The move marked an escalation in Trump’s efforts to “investigate the investigators,” as he continues to try to undermine the findings of special counsel Robert Mueller’s probe amid mounting Democratic calls to bring impeachment proceedings against Trump.
Press secretary Sarah Sanders said in a statement that Trump is delegating to Barr the “full and complete authority” to declassify documents relating to the probe, which would ease his efforts to review the sensitive intelligence underpinnings of the investigation.
Escalation? That’s an odd way to characterize declassification. The escalation already took place when Barr appointed Durham to run a separate probe. This is just making it somewhat more transparent — with the “somewhat” part reliant on how much and precisely what gets declassified.

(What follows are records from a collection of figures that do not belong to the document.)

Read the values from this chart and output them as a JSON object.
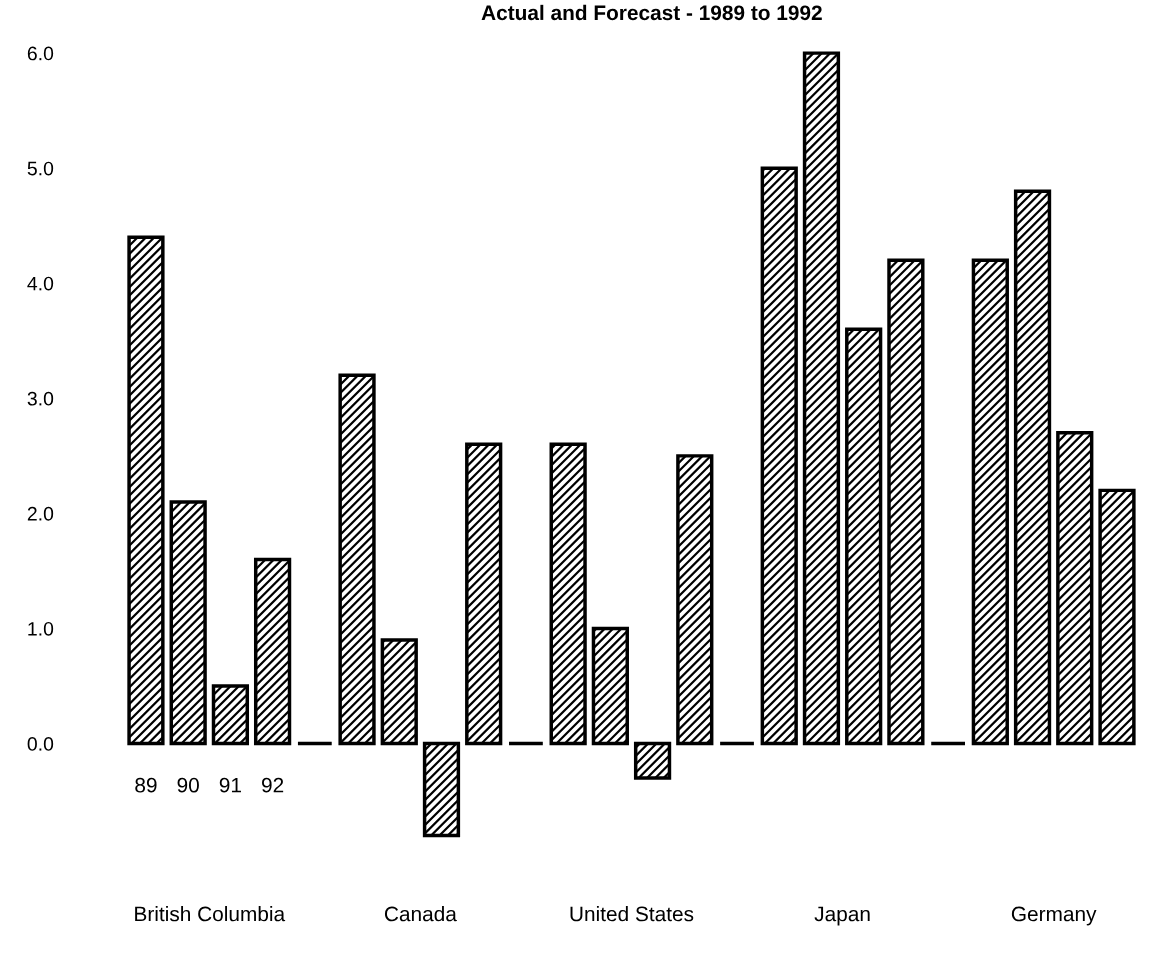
{
  "chart_data": {
    "type": "bar",
    "title": "Actual and Forecast - 1989 to 1992",
    "categories": [
      "89",
      "90",
      "91",
      "92",
      null,
      null,
      null,
      null,
      null,
      null,
      null,
      null,
      null,
      null,
      null,
      null,
      null,
      null,
      null,
      null,
      null,
      null,
      null,
      null
    ],
    "values": [
      4.4,
      2.1,
      0.5,
      1.6,
      0,
      3.2,
      0.9,
      -0.8,
      2.6,
      0,
      2.6,
      1.0,
      -0.3,
      2.5,
      0,
      5.0,
      6.0,
      3.6,
      4.2,
      0,
      4.2,
      4.8,
      2.7,
      2.2
    ],
    "color": "#000000",
    "ylim": [
      -0.8,
      6.0
    ],
    "yticks": [
      {
        "value": 0,
        "label": "0.0"
      },
      {
        "value": 1,
        "label": "1.0"
      },
      {
        "value": 2,
        "label": "2.0"
      },
      {
        "value": 3,
        "label": "3.0"
      },
      {
        "value": 4,
        "label": "4.0"
      },
      {
        "value": 5,
        "label": "5.0"
      },
      {
        "value": 6,
        "label": "6.0"
      }
    ],
    "grid": false,
    "annotations": [
      "British Columbia",
      "Canada",
      "United States",
      "Japan",
      "Germany"
    ]
  }
}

Speaking of which, CNN also notes that this reinforces Barr’s central role in dealing with intelligence operations related to Crossfire Hurricane:
According to a memo released by the White House, the “heads of each department or agency that includes an element of the intelligence community shall promptly provide such assistance and information as the Attorney General may request in connection with that review.”

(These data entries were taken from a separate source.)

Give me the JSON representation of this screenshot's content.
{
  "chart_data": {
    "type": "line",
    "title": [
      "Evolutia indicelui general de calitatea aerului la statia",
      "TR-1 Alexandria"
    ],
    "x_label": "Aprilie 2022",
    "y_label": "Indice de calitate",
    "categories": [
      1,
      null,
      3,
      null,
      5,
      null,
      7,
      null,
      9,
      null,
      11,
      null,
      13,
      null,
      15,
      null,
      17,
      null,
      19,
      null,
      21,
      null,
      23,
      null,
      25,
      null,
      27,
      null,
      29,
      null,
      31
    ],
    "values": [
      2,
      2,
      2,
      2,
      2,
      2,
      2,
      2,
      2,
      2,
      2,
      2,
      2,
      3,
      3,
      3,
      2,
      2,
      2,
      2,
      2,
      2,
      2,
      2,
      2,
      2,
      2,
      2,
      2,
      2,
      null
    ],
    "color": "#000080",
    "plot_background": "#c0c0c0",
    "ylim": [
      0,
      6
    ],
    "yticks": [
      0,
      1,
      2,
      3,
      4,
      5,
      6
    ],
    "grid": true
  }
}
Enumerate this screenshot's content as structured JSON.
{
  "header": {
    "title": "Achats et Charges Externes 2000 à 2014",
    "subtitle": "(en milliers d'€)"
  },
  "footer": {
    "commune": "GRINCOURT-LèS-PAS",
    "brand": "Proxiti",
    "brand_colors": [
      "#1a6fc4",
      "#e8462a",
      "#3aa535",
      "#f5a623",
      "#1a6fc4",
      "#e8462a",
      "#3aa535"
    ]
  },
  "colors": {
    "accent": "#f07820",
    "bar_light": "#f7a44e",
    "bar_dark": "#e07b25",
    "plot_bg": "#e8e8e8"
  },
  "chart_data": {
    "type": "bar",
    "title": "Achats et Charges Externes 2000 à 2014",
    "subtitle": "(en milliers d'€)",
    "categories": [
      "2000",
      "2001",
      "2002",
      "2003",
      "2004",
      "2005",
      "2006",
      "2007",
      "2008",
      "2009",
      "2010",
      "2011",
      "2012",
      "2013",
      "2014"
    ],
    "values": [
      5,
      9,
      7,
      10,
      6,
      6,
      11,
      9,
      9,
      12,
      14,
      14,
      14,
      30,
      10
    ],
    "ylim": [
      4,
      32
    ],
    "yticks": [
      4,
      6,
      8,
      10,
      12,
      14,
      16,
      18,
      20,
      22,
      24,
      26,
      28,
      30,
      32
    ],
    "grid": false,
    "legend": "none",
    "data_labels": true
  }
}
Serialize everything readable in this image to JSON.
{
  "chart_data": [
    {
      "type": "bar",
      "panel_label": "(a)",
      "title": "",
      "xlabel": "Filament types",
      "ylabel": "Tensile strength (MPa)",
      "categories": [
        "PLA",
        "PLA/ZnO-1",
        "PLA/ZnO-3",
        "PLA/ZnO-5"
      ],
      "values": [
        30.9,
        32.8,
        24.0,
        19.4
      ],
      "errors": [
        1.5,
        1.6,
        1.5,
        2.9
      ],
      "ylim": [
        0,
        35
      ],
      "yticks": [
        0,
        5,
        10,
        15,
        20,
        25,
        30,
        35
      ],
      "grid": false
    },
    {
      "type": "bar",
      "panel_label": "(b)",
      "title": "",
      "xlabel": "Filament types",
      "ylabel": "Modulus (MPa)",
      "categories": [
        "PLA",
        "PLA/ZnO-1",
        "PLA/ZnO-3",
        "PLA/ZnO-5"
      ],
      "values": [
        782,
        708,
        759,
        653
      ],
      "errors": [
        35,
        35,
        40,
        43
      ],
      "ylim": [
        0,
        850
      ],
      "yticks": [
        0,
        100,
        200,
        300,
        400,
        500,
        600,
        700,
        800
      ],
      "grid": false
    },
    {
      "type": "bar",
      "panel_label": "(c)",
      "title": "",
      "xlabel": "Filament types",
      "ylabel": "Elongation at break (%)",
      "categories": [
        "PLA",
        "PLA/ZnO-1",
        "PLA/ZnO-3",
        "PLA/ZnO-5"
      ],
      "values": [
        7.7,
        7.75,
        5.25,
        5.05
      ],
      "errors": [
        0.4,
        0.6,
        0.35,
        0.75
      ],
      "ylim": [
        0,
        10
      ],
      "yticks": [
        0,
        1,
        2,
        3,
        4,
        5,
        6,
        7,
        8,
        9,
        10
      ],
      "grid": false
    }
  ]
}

As CNN has previously reported, Barr is working closely with the heads of the CIA, the FBI and the Office of the Director of National Intelligence to review the origins of the Russia investigation — an effort the President had long demanded.

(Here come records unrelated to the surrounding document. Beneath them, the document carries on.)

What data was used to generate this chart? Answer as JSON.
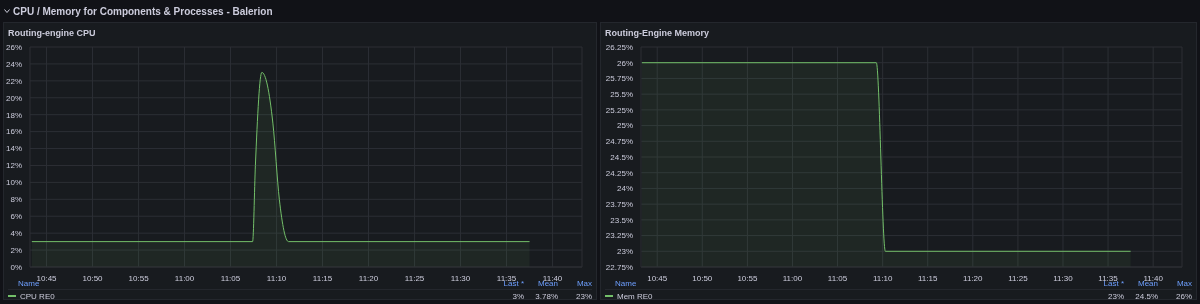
{
  "chart_data": [
    {
      "type": "area",
      "title": "Routing-engine CPU",
      "annotations": [
        "CPU / Memory for Components & Processes - Balerion",
        "Name",
        "Last *",
        "Mean",
        "Max",
        "3%",
        "3.78%",
        "23%"
      ],
      "series": [
        {
          "name": "CPU RE0",
          "color": "#73bf69",
          "x": [
            10.7233,
            11.1233,
            11.1283,
            11.14,
            11.15,
            11.16,
            11.1717,
            11.1883,
            11.625
          ],
          "values": [
            3,
            3,
            12,
            23,
            21.5,
            17,
            8,
            3,
            3
          ]
        }
      ],
      "xlim": [
        10.72,
        11.72
      ],
      "xticks": [
        {
          "value": 10.75,
          "label": "10:45"
        },
        {
          "value": 10.8333,
          "label": "10:50"
        },
        {
          "value": 10.9167,
          "label": "10:55"
        },
        {
          "value": 11,
          "label": "11:00"
        },
        {
          "value": 11.0833,
          "label": "11:05"
        },
        {
          "value": 11.1667,
          "label": "11:10"
        },
        {
          "value": 11.25,
          "label": "11:15"
        },
        {
          "value": 11.3333,
          "label": "11:20"
        },
        {
          "value": 11.4167,
          "label": "11:25"
        },
        {
          "value": 11.5,
          "label": "11:30"
        },
        {
          "value": 11.5833,
          "label": "11:35"
        },
        {
          "value": 11.6667,
          "label": "11:40"
        }
      ],
      "ylim": [
        0,
        26
      ],
      "yticks": [
        {
          "value": 0,
          "label": "0%"
        },
        {
          "value": 2,
          "label": "2%"
        },
        {
          "value": 4,
          "label": "4%"
        },
        {
          "value": 6,
          "label": "6%"
        },
        {
          "value": 8,
          "label": "8%"
        },
        {
          "value": 10,
          "label": "10%"
        },
        {
          "value": 12,
          "label": "12%"
        },
        {
          "value": 14,
          "label": "14%"
        },
        {
          "value": 16,
          "label": "16%"
        },
        {
          "value": 18,
          "label": "18%"
        },
        {
          "value": 20,
          "label": "20%"
        },
        {
          "value": 22,
          "label": "22%"
        },
        {
          "value": 24,
          "label": "24%"
        },
        {
          "value": 26,
          "label": "26%"
        }
      ],
      "grid": true,
      "legend": "bottom"
    },
    {
      "type": "area",
      "title": "Routing-Engine Memory",
      "annotations": [
        "Name",
        "Last *",
        "Mean",
        "Max",
        "23%",
        "24.5%",
        "26%"
      ],
      "series": [
        {
          "name": "Mem RE0",
          "color": "#73bf69",
          "x": [
            10.7217,
            11.155,
            11.1717,
            11.625
          ],
          "values": [
            26,
            26,
            23,
            23
          ]
        }
      ],
      "xlim": [
        10.72,
        11.72
      ],
      "xticks": [
        {
          "value": 10.75,
          "label": "10:45"
        },
        {
          "value": 10.8333,
          "label": "10:50"
        },
        {
          "value": 10.9167,
          "label": "10:55"
        },
        {
          "value": 11,
          "label": "11:00"
        },
        {
          "value": 11.0833,
          "label": "11:05"
        },
        {
          "value": 11.1667,
          "label": "11:10"
        },
        {
          "value": 11.25,
          "label": "11:15"
        },
        {
          "value": 11.3333,
          "label": "11:20"
        },
        {
          "value": 11.4167,
          "label": "11:25"
        },
        {
          "value": 11.5,
          "label": "11:30"
        },
        {
          "value": 11.5833,
          "label": "11:35"
        },
        {
          "value": 11.6667,
          "label": "11:40"
        }
      ],
      "ylim": [
        22.75,
        26.25
      ],
      "yticks": [
        {
          "value": 22.75,
          "label": "22.75%"
        },
        {
          "value": 23,
          "label": "23%"
        },
        {
          "value": 23.25,
          "label": "23.25%"
        },
        {
          "value": 23.5,
          "label": "23.5%"
        },
        {
          "value": 23.75,
          "label": "23.75%"
        },
        {
          "value": 24,
          "label": "24%"
        },
        {
          "value": 24.25,
          "label": "24.25%"
        },
        {
          "value": 24.5,
          "label": "24.5%"
        },
        {
          "value": 24.75,
          "label": "24.75%"
        },
        {
          "value": 25,
          "label": "25%"
        },
        {
          "value": 25.25,
          "label": "25.25%"
        },
        {
          "value": 25.5,
          "label": "25.5%"
        },
        {
          "value": 25.75,
          "label": "25.75%"
        },
        {
          "value": 26,
          "label": "26%"
        },
        {
          "value": 26.25,
          "label": "26.25%"
        }
      ],
      "grid": true,
      "legend": "bottom"
    }
  ]
}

That central role in assessing and declassifying intel is a little unusual. Normally, one would expect the Director of National Intelligence to take charge of dealing with declassifying intel, even that developed by the FBI in a domestic counter-intel operation. That’s why the ODNI was created, after all — to centralize intelligence collection and analysis and have a direct path to the president. Trump’s executive order in this instance shifts the ODNI to essentially a direct report to the AG for the purposes of this investigation — a move that’s within Trump’s authority, but unusual enough to potentially raise some eyebrows in the intel communities.
At any rate, this answers one nagging question about the gap between the administration’s complaints about Crossfire Hurricane and its actions — or rather inactions. Calls to declassify the Carter Page FISA warrant go back nearly two years from members of Congress, as well as other materials developed in the investigations led by Republicans on Capitol Hill. Trump never made a move to do so, which seemed to undercut claims like that from Gowdy this week that there were bombshells in them that would flip the narrative from Russia-collusion to corrupt politicization of intelligence for partisan purposes. It might have taken a few weeks after Robert Mueller wrapped up his report, but Trump finally pulled the trigger on that move.
Here’s Gowdy again from earlier in the week. Of all the talking heads involved in this debate, Gowdy has the least investment in perpetuating narratives. He’s out of office, out of politics, and looking forward to returning to litigation. We’ll see if his predictions are accurate, or just wishcasting. Soon.